Concept

Alpha 21464

Summary
The Alpha 21464 is an unfinished microprocessor that implements the Alpha instruction set architecture (ISA) developed by Digital Equipment Corporation and later by Compaq after it acquired Digital. The microprocessor was also known as EV8 (codenamed Araña). Slated for a 2004 release, it was canceled on 25 June 2001 when Compaq announced that Alpha would be phased out in favor of Itanium by 2004. When it was canceled, the Alpha 21464 was at a late stage of development but had not been taped out. The 21464's origins began in the mid-1990s when computer scientist Joel Emer was inspired by Dean Tullsen's research into simultaneous multithreading (SMT) at the University of Washington. Emer had researched the technology in the late 1990s and began to promote it once he was convinced of its value.
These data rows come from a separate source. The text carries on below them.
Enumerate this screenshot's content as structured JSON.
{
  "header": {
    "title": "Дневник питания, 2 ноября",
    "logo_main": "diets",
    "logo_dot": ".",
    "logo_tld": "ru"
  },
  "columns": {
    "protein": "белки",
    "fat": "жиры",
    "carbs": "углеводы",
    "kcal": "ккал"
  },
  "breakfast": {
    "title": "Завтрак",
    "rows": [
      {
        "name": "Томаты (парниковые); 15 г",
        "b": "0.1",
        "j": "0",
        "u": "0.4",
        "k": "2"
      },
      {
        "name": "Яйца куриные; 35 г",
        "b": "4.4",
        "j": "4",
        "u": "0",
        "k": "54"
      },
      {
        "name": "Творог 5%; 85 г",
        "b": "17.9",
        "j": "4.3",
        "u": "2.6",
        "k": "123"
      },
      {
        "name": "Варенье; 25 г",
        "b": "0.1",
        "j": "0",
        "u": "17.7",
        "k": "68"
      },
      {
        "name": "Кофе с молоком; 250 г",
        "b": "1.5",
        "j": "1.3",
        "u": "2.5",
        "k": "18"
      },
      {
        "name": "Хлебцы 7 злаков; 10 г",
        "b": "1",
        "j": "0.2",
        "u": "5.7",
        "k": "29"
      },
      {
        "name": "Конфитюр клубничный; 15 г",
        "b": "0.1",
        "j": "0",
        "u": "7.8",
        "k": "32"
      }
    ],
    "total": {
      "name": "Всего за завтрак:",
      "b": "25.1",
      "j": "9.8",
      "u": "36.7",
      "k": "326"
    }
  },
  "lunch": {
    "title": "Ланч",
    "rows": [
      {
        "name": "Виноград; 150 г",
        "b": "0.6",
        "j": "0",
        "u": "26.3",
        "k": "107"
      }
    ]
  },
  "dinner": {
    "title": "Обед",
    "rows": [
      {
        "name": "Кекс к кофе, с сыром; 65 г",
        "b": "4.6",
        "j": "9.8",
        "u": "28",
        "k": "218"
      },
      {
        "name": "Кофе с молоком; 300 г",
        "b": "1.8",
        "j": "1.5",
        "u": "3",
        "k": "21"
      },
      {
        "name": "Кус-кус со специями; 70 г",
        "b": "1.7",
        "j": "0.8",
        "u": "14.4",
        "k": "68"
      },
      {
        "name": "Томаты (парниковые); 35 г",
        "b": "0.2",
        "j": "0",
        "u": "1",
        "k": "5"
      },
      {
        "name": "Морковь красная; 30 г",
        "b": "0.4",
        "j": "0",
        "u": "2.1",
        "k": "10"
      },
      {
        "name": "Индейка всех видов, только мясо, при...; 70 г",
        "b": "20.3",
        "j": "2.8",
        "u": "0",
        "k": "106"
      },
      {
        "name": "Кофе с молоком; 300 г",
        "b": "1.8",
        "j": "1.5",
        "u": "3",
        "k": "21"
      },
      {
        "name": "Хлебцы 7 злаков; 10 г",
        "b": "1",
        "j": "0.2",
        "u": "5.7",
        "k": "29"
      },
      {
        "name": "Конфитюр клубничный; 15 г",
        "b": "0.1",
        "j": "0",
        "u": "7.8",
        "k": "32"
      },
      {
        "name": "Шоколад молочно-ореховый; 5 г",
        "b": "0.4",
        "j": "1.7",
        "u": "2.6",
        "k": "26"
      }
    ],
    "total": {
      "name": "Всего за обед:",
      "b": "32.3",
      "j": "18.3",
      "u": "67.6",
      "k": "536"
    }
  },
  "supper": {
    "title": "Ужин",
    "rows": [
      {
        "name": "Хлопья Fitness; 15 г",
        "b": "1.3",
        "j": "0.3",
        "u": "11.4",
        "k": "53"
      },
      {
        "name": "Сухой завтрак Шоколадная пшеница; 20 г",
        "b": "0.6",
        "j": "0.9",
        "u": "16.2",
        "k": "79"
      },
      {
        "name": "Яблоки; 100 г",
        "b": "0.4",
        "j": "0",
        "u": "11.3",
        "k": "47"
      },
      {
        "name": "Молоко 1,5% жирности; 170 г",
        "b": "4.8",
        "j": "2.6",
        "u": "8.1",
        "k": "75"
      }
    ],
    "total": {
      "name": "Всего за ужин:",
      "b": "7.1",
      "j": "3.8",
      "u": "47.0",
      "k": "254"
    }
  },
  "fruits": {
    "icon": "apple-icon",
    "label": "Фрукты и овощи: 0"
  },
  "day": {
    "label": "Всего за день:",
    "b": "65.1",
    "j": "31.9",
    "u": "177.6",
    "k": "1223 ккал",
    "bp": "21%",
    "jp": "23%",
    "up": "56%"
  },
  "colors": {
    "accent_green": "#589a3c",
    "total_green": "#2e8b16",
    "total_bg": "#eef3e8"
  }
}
Compaq made the announcement that the next Alpha microprocessor would use SMT in October 1999 at Microprocessor Forum 1999. At that time, it was expected that systems using the Alpha 21464 would ship in 2003. The microprocessor was an eight-issue superscalar design with out-of-order execution, four-way SMT and a deep pipeline. It fetches 16 instructions from a 64 KB two-way set-associative instruction cache. The branch predictor then selected the "good" instructions and entered them into a collapsing buffer. (This allowed for a fetch bandwidth of up to 16 instructions per cycle, depending on the taken branch density.) The front-end had significantly more stages than previous Alpha implementation and as a result, the 21464 had a significant minimum branch misprediction penalty of 14 cycles. The microprocessor used an advanced branch prediction algorithm to minimize these costly penalties. Implementing SMT required the replication of certain resources such as the program counter. Instead of one program counter, there were four program counters, one for each thread. However, very little logic after the front-end needed to be expanded for SMT support. The register file contained 512 entries, but its size was determined by the maximum number of in-flight instructions, not SMT.